Search code examples
pythontensorflowkerasmodeltokenize

texts_to_sequences return empty string after loading the tokenizer


I'm working on a project, I've trained and saved my model as well as tokenizer

tokenizer = Tokenizer()
tokenizer.fit_on_texts(corpus)

# save tokenizer
import pickle
# saving
with open('english_tokenizer_test.pickle', 'wb') as handle:
    pickle.dump(tokenizer, handle, protocol=pickle.HIGHEST_PROTOCOL)

total_words = len(tokenizer.word_index) +1
from keras.models import load_model

model2.save('model.h5')

and loading the model and the tokenizer

with open('../input/shyaridatasettesting/english_tokenizer_test.pickle', 'rb') as handle:
    tokenizer = pickle.load(handle)

tokenizer = Tokenizer()
max_sequence_len = 24
model = tf.keras.models.load_model('../input/model.h5')
print(model);

So when I'm doing tokenizer using loaded tokenizer it returns an empty string

token_list = tokenizer.texts_to_sequences(["this is something"])[0]

I want to use my model and tokenizer on my website but I'm getting an empty token_list whenever I pass text in into my tokenizer?

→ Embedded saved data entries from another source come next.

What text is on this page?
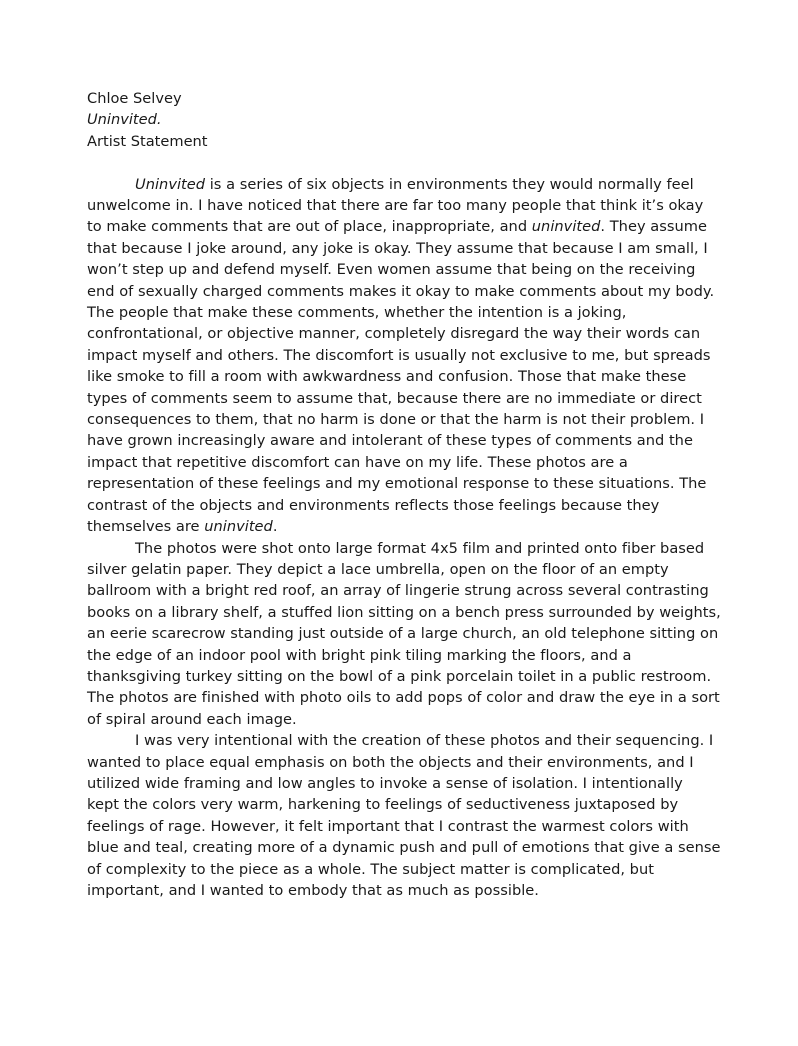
Chloe Selvey
Uninvited.
Artist Statement
Uninvited is a series of six objects in environments they would normally feel
unwelcome in. I have noticed that there are far too many people that think it’s okay
to make comments that are out of place, inappropriate, and uninvited. They assume
that because I joke around, any joke is okay. They assume that because I am small, I
won’t step up and defend myself. Even women assume that being on the receiving
end of sexually charged comments makes it okay to make comments about my body.
The people that make these comments, whether the intention is a joking,
confrontational, or objective manner, completely disregard the way their words can
impact myself and others. The discomfort is usually not exclusive to me, but spreads
like smoke to fill a room with awkwardness and confusion. Those that make these
types of comments seem to assume that, because there are no immediate or direct
consequences to them, that no harm is done or that the harm is not their problem. I
have grown increasingly aware and intolerant of these types of comments and the
impact that repetitive discomfort can have on my life. These photos are a
representation of these feelings and my emotional response to these situations. The
contrast of the objects and environments reflects those feelings because they
themselves are uninvited.
The photos were shot onto large format 4x5 film and printed onto fiber based
silver gelatin paper. They depict a lace umbrella, open on the floor of an empty
ballroom with a bright red roof, an array of lingerie strung across several contrasting
books on a library shelf, a stuffed lion sitting on a bench press surrounded by weights,
an eerie scarecrow standing just outside of a large church, an old telephone sitting on
the edge of an indoor pool with bright pink tiling marking the floors, and a
thanksgiving turkey sitting on the bowl of a pink porcelain toilet in a public restroom.
The photos are finished with photo oils to add pops of color and draw the eye in a sort
of spiral around each image.
I was very intentional with the creation of these photos and their sequencing. I
wanted to place equal emphasis on both the objects and their environments, and I
utilized wide framing and low angles to invoke a sense of isolation. I intentionally
kept the colors very warm, harkening to feelings of seductiveness juxtaposed by
feelings of rage. However, it felt important that I contrast the warmest colors with
blue and teal, creating more of a dynamic push and pull of emotions that give a sense
of complexity to the piece as a whole. The subject matter is complicated, but
important, and I wanted to embody that as much as possible.
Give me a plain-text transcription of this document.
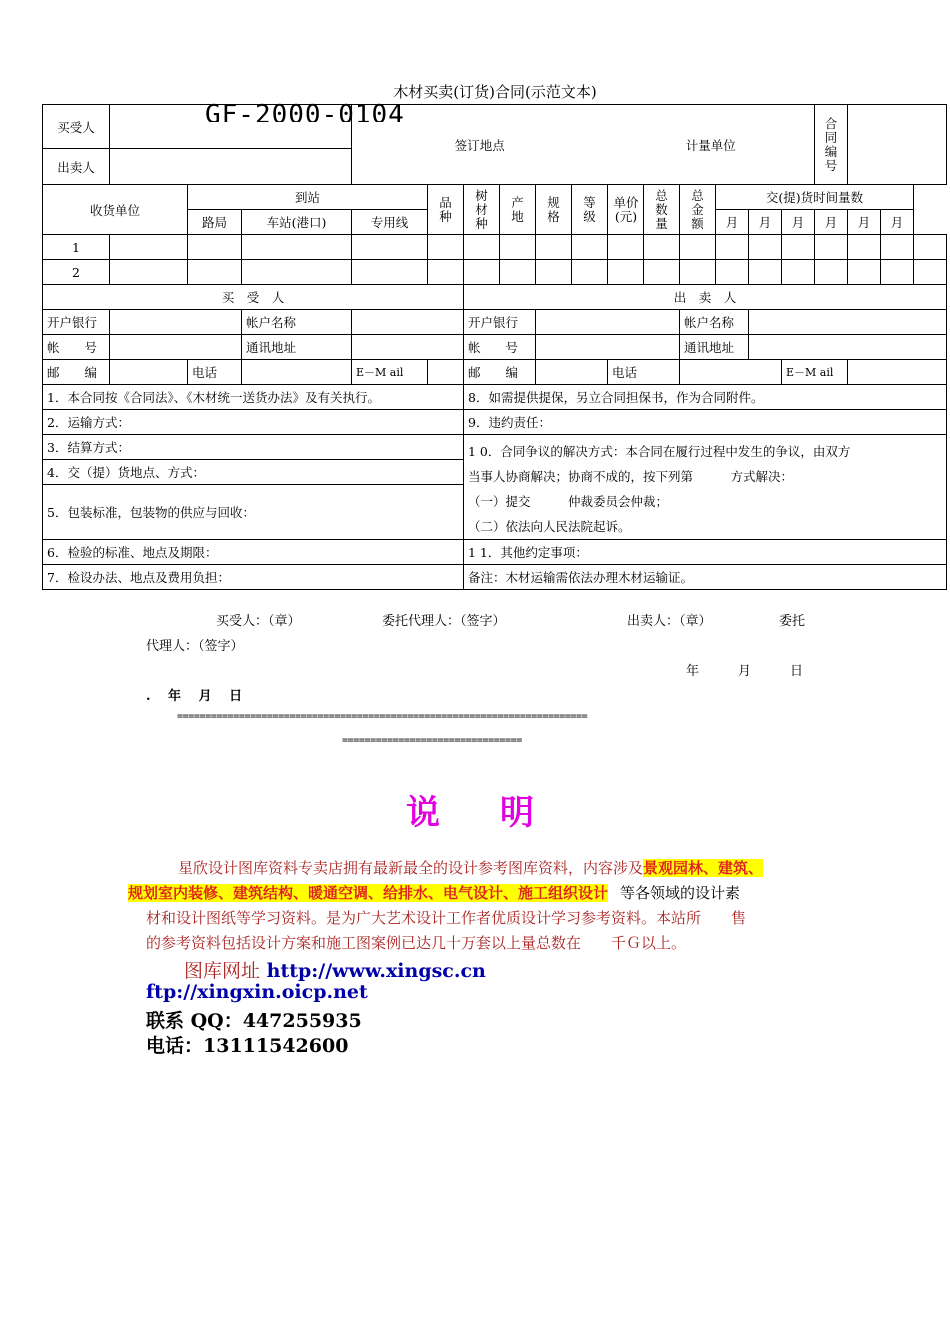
木材买卖(订货)合同(示范文本)
GF-2000-0104
买受人				签订地点						计量单位						合同编号			
出卖人																			
收货单位		到站			品种	树材种	产地	规格	等级	单价(元)	总数量	总金额	交(提)货时间量数						
		路局	车站(港口)	专用线									月	月	月	月	月	月	
1																			
2																			
买　受　人						出　卖　人													
开户银行			帐户名称			开户银行						帐户名称							
帐　　号			通讯地址			帐　　号						通讯地址							
邮　　编		电话		E－M ail		邮　　编				电话					E－M ail				
1．本合同按《合同法》、《木材统一送货办法》及有关执行。						8．如需提供提保，另立合同担保书，作为合同附件。													
2．运输方式：						9．违约责任：													
3．结算方式：						1 0．合同争议的解决方式：本合同在履行过程中发生的争议，由双方
当事人协商解决；协商不成的，按下列第　　　方式解决：
（一）提交　　　仲裁委员会仲裁；
（二）依法向人民法院起诉。													

4．交（提）货地点、方式：																			
5．包装标准，包装物的供应与回收：																			

6．检验的标准、地点及期限：						1 1．其他约定事项：													
7．检设办法、地点及费用负担：						备注：木材运输需依法办理木材运输证。													
买受人：（章）	委托代理人：（签字）	出卖人：（章）	委托
代理人：（签字）
年　　　月　　　日
.　 年　 月　 日
=========================================================================
================================
说明
星欣设计图库资料专卖店拥有最新最全的设计参考图库资料，内容涉及景观园林、建筑、
规划室内装修、建筑结构、暖通空调、给排水、电气设计、施工组织设计 等各领域的设计素
材和设计图纸等学习资料。是为广大艺术设计工作者优质设计学习参考资料。本站所　　售
的参考资料包括设计方案和施工图案例已达几十万套以上量总数在　　千Ｇ以上。
图库网址 http://www.xingsc.cn
ftp://xingxin.oicp.net
联系 QQ：447255935
电话：13111542600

please help me if I'm doing something wrong.


Solution

  • The problem is you are creating a new Tokenizer with the same name after loading your original tokenizer and therefore it is overwritten. Here is a working example:

    import tensorflow as tf
    import pickle
    
    corpus = ['this is something', 'this is something more', 'this is nothing']
    tokenizer = tf.keras.preprocessing.text.Tokenizer()
    tokenizer.fit_on_texts(corpus)
    
    ### Save tokenizer
    with open('tokenizer.pickle', 'wb') as handle:
        pickle.dump(tokenizer, handle, protocol=pickle.HIGHEST_PROTOCOL)
        
    ### Load tokenizer
    with open('/content/tokenizer.pickle', 'rb') as handle:
        tokenizer = pickle.load(handle)
    token_list = tokenizer.texts_to_sequences(["this is something"])[0]
    print(token_list)
    
    [1, 2, 3]